So sorry for your loss OP. I hope you are looking after yourself. Your BF's parents have lost their child, and that is something most parents will never get over, BUT, their grief isn't a free pass to treat others like crap and blame others for their son's decision. Looking at the rest of the world, many parents lose their children to suicide, but plenty can see through the grief and do not blame others for a decision only their child had the ability to make.
Suicide is an action that is rarely talked about, so there is usually little or no verbal indication that they are planning it. A minute number of people may do it on impulse, but those cases are so rare, and the vast majority of suicides do give a few indicators that something is wrong. A few signs could be listening to sad music and saying that they missed a deceased relative. Or seeming distant for a long while. Simple things that we don't really notice and tend to pretty much keep under the radar IYKWIM.

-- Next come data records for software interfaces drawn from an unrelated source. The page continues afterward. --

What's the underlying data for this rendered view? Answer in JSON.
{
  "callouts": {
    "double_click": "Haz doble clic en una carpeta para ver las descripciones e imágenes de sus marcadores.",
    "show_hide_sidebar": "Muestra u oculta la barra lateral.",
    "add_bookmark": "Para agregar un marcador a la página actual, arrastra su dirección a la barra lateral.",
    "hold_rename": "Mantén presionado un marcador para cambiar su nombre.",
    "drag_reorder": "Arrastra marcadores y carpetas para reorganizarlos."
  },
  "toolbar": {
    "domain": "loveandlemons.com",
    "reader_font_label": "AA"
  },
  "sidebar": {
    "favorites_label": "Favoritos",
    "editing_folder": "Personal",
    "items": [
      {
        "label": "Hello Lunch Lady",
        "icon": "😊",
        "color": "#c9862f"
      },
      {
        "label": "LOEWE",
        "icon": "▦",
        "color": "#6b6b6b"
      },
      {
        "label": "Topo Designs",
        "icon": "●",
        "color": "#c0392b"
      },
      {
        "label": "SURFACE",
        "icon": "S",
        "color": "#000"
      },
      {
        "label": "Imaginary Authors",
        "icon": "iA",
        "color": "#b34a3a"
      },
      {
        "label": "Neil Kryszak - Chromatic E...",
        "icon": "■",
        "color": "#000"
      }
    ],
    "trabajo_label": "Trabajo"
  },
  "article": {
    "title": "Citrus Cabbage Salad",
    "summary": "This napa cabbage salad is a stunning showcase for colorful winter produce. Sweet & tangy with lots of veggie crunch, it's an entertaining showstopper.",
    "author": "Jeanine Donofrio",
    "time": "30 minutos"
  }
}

Your BF's parents would still probably blame you even if you had a stupid, minor argument over what kind of car you were going to buy. As was rightly said, suicide is a big indication that the deceased was suffering from MH problems beforehand, and they were severe enough to drive the person to take their own life.
It's so much easier for his parents to blame yourself and the rest of the world, than to look at themselves and see that they missed the signs that indicated he needed professional help. Not many people want to reflect on their failures in life, especially when it comes to missing clear signs that meant a loved one/friend needed help and then losing them in this way.
You should let your BF's parents grieve, but if I was in your situation, I don't think I could ever speak to them again after this.
You sound like a lovely, kind, caring person, so let your actions speak volumes more than your BF's parent's words. Eventually people will see that they were wrong to treat you as they did.